E meno male che all'ultimo secondo hanno deciso di ritirarla quella mozione che chiedeva di allestire un presepe in un luogo istituzionale e raccomandava agli istituti scolastici e ad altre “location”, di piazzare bene il bambinello, la Madonna, Giuseppe, il bue e l'asino in luoghi pubblici e di pregio. Meno male che la pluriconsigliera Lilli Lauro e i suoi compagni di partito hanno rinunciato nell'ultima seduta di consiglio comunale, quella degli auguri di Natale, a sei giorni esatti dalla augusta ricorrenza, a chiedere un impegno simile al consiglio comunale.
Già la leader nazionale di Fratelli d'Italia, Giorgia Meloni, si era scatenata sul tema, rinnegando il suo talebanismo a favore dell'Albero di Natale per convertirsi in una crociata ( è il caso di usare questo termine) a favore del presepe, simbolo, emblema del cristianesimo-cattolicesimo da testimoniare contro le persecuzioni subite nel mondo, a favore della pace dei popoli.
Ma secondo voi il consiglio comunale si deve occupare di queste cose o piuttosto di come sta la città? Sono tanto vecchio e “datato” come cronista da ricordare le estenuanti sedute a Palazzo Tursi, quando qualche ordine del giorno imponeva altolocate discussioni sulla guerra nel Vietnam.
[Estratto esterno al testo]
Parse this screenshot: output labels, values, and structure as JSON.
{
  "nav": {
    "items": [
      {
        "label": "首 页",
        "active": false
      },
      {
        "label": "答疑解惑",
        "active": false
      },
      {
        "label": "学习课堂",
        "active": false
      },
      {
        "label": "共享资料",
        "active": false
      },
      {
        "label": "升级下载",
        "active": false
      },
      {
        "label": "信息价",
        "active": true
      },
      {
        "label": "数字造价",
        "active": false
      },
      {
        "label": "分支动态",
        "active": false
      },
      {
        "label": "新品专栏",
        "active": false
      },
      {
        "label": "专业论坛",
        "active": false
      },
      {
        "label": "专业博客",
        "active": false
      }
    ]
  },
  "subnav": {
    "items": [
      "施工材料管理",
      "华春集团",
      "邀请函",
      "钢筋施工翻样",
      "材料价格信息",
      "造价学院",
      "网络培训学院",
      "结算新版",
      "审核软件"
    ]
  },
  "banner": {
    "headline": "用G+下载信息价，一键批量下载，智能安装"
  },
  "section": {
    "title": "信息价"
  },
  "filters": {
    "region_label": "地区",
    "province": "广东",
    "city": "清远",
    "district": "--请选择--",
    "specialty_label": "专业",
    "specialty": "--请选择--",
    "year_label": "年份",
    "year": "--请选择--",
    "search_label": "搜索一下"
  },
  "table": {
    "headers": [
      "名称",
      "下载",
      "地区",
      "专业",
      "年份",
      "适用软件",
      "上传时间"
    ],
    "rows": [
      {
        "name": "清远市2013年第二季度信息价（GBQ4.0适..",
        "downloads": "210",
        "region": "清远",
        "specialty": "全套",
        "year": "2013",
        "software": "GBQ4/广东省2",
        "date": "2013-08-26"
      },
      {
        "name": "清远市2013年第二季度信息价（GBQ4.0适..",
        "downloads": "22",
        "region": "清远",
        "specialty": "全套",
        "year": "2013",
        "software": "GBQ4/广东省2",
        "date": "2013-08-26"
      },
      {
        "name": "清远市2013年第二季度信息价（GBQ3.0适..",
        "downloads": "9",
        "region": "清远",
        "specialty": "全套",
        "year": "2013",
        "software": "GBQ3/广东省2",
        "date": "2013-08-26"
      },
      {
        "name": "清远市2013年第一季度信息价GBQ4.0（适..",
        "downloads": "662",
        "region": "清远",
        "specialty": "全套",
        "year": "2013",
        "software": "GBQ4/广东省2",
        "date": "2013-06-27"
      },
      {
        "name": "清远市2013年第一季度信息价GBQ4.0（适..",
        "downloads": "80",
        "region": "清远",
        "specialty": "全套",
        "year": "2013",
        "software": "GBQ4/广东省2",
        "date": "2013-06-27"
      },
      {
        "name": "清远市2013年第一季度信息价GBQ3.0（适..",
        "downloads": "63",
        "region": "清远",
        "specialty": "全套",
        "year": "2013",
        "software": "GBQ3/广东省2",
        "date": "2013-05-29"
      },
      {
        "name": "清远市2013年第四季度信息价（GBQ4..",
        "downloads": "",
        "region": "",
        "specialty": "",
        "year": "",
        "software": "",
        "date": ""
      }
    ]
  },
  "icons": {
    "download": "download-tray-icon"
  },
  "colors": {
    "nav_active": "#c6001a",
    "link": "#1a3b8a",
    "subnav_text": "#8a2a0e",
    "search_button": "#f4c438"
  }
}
Certo era un tema bruciante e quella guerra sconvolgeva non solo il lontano paese asiatico, ma anche le coscienze nord occidentali. Ma che ci azzeccava Tursi, Genova degli anni Sessanta-Settanta e anche un po' Ottanta e perchè sfinirsi in dotte disquisizioni pro e contro Ho-Ci-Min, il generale Giap e gli yankees invasori con il loro napalm?
Allora Genova era già una città piena di problemi, magari non emergenti come oggi, con le sue roccheforti ideologiche, le grandi fabbriche, il porto i partiti storici, con i loro apparati solidi come molock. Oggi il Pd mette in cassa integrazione il suo ultimo funzionario, altro che gli storici uffici del fu PCI, delegati a studiare la politica estera!
Allora l'ideologia contrapposta poteva spiegare, non certo giustificare, quelle notti insonni a Tursi intorno al Vietnam e magari sul libretto di Mao. Ma oggi cosa può convincere gli elettori sempre più disinteressati all'agone politico che i consiglieri comunali si devono occupare di presepi, così come un mese fa si erano occupati, con successo, del crocefisso da piazzare nell'aula consiliare?
La ggente, detto alla romanesca, si aspetta che i consessi politici come il consiglio comunale, sacra funzione sempre meno frizzante a Tursi, affrontino i nostri grandi problemi di sviluppo, le difficoltà, le aziende che se ne vanno, i treni lenti che ci isolano, i deficit delle aziende pubbliche, i servizi pubblici da far funzionare e le nostre quotidiane emergenze.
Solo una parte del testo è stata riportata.